Mike Guerra, president and CEO of the California Life Sciences Association (CLSA), added: “American innovation leads the world. Investment into this innovation is critical; if drug prices are set arbitrarily low, based on what is paid by governments in foreign countries who spent nothing developing these products, then the ability to attract new investment within the United States virtually disappears. This is especially true for rare diseases or diseases with smaller patient populations.”
Venture Capital Interest
Due to continued innovation in the biopharmaceutical industry, venture capital interest has increased during the last year. According to data, in the first half of 2020, there has been $12.6 billion put to work by venture capital firms in the life sciences sector versus only $7.3 billion in the first half of 2019. In addition, including the larger life sciences plus the bio sector, the first half of 2020 saw $16.5 billion across 450 deals versus $13.4 billion across 600 deals in 2019 with a 50% increase in the plus $100 million rounds. With regards to sectors, oncology followed by cell and gene therapy received the most investor dollars.

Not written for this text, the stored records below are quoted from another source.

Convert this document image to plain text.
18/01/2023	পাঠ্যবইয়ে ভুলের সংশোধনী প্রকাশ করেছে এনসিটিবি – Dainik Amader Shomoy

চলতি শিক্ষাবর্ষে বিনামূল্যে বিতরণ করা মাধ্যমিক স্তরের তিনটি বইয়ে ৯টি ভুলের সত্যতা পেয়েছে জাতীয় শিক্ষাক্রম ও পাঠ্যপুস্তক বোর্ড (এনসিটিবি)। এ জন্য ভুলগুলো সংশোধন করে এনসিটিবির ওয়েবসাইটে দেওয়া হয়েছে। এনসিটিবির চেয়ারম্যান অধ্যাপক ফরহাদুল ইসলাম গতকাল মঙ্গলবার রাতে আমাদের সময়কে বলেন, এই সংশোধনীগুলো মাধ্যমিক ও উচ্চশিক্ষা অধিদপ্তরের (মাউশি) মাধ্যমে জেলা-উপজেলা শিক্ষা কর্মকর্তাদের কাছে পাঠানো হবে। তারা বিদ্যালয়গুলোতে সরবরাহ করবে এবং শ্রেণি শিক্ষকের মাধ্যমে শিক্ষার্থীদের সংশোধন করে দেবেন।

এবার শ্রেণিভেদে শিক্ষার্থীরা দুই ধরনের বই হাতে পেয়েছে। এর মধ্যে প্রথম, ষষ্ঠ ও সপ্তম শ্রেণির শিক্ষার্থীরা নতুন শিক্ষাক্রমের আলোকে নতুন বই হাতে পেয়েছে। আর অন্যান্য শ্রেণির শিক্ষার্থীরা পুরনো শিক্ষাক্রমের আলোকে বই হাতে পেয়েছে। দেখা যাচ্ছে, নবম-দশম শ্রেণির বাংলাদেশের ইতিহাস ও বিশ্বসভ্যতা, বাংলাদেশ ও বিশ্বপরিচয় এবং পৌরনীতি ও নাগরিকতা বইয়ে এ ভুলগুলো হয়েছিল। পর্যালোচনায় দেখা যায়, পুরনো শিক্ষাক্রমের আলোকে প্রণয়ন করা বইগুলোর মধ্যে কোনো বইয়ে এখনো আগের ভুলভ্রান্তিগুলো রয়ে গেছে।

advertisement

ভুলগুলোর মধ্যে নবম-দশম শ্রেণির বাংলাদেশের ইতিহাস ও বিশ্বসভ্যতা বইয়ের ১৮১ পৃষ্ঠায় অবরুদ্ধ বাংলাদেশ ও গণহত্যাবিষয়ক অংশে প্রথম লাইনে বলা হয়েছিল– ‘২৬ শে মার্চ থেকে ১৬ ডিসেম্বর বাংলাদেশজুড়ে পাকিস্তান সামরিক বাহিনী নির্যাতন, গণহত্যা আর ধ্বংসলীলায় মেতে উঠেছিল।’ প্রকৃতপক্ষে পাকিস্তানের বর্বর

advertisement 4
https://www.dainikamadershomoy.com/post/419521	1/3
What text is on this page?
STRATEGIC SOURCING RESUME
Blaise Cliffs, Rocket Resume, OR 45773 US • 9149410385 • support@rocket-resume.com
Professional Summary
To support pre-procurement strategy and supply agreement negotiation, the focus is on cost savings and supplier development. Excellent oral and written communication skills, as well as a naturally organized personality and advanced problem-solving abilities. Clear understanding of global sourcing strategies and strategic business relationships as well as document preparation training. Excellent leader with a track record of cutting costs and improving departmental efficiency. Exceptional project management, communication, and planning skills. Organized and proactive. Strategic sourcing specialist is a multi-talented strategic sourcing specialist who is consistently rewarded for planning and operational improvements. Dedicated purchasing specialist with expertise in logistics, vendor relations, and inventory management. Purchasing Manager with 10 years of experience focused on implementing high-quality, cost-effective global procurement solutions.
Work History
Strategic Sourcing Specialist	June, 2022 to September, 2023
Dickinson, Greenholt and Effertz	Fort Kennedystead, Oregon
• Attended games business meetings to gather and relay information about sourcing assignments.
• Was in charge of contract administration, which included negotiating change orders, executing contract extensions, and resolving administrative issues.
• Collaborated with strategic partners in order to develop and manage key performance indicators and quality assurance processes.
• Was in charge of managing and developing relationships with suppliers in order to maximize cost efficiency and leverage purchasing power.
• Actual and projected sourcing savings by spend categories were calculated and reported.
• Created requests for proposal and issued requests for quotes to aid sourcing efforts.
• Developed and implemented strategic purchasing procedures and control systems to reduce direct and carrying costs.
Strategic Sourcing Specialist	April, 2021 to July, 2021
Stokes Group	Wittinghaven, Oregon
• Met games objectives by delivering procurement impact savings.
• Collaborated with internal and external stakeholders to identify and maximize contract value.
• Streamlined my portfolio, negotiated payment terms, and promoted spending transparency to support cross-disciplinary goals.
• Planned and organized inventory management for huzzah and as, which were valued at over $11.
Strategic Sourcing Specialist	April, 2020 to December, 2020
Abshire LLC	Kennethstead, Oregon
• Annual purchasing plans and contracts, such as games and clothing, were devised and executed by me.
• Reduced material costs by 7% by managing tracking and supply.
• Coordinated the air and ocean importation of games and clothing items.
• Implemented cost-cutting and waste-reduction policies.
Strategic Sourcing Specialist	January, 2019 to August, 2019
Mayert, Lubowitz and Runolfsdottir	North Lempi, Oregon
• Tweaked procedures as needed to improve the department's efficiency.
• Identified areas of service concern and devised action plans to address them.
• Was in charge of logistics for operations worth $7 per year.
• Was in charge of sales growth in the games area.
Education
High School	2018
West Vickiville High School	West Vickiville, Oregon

“We see large scale Series A financings being done,” said John Pennett, the partner-in-charge of EisnerAmper’s Life Sciences Group, during BioNJ’s recent Virtual Finance Briefing. “Venture capital firms are drawn to great teams and high-potential novel technology, whether in later stage clinical trials or recently extracted from academia.
In 2021, the market is poised to be robust and the rise of special purpose acquisition companies (SPACs) in biotech are slated to continue.
The year 2021 will be a year where the biopharma industry plays a major role in bringing back some “normalcy” to everyone’s daily lives.
“It is a terrific opportunity to continue highlighting the innovation and cures we are delivering to patients around the world,” Hart said. “I believe the collaboration and resulting successes in vaccine and treatment development will only shine a bright and positive light on our sector in 2021.”
“For consensus, I would expect 2021 to be a very good year in pharma, but more specifically focusing on biotechnology, being it the leading innovation branch of the health care sector,” Jirau said. “No question that the industry should see a decent revenue growth, a boost in M&A activity and shifting towards higher-than-usual interest in the sector from both institutional investors and retail.”